It Was A Dark And Stormy Night…

Well, not really.  It was dark, but it was calm.  Unlike me.  I was scared shitless.  I wouldn’t admit it, but I was pumping adrenaline and wondering if we were all going to live through this.

Dad was carrying the double-barrelled shotgun, my new boyfriend was in the middle, and I brought up the rear with a flashlight.

This is a true story.

It all started with the old barn on our farm.  It was a creaky, drafty structure with missing boards and broken windows.  There were still some bales in the hayloft, and as kids, we often played up there.  We knew enough to avoid the rotten spots in the floor, and it was a private place where we could spend the afternoon with our Barbie dolls, or, more frequently in my case, shooting at bales with a bow and arrows.

It was great, except for the turds.

Big turds.  Man-sized turds lying in the straw over in one corner.  And there were flattened-down areas in the straw.  We’d fluffed it up the last time we played there.  We knew we hadn’t flattened it.

Sometimes when we played in the lower part of the barn, the loft creaked overhead with the rhythm of stealthy footsteps.

We never talked about it.  Sometimes we stayed out of sheer bravado, hovering wide-eyed near the door for a quick escape if necessary.  Sometimes we tacitly decided to play elsewhere.  I never mentioned this to our parents because I refused to admit I was scared.

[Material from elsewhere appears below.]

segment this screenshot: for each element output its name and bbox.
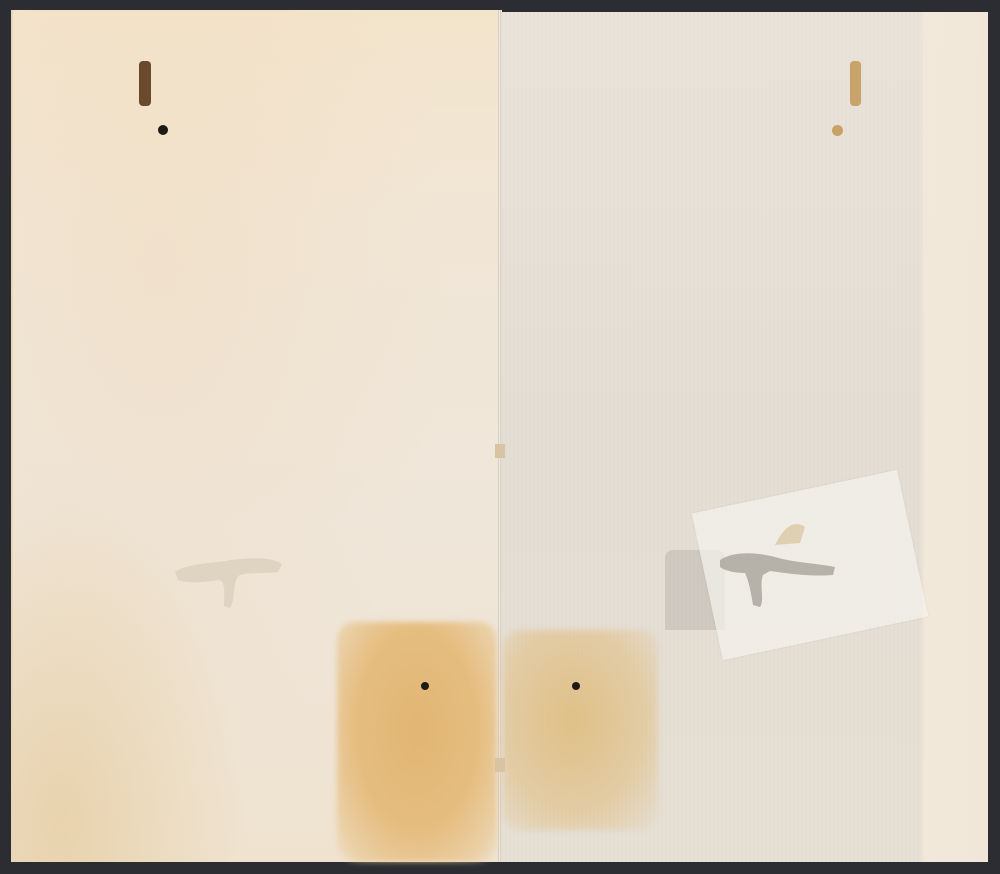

I’d always thought my nervousness around the barn was childhood foolishness until I brought my new boyfriend home from university years later.

It was a moonless night in October.  The trees were bare skeletons and the yard was shrouded in the profound darkness and silence of a secluded prairie farm.  Inside the farmhouse, it was warm and bright.  I don’t remember how it came about, but Dad rose and loaded the shotgun.

We had a plan.

We would sneak up on the barn.  Dad would be ready with the shotgun, my boyfriend would fling the barn door open, and I would flip the switch to turn on the three remaining light bulbs in the cavernous lower level.

We crept across the yard.  Took up our silent positions outside the barn.

Dad gave the nod, swinging the shotgun up like the deadly trap-shooter he was.  The door flew open with a bang.  The lights flashed on…

And nothing was there.

I trembled my way back to the house, and the conversation remained subdued for the rest of the evening.  My boyfriend showed a certain reluctance to visit after that.

I felt validated to think Dad shared my suspicions about the barn, but I don’t know whether he actually expected to have to use the shotgun, or if it was just a convenient way to keep an upstart boyfriend in line.

I never asked him.  And he never told.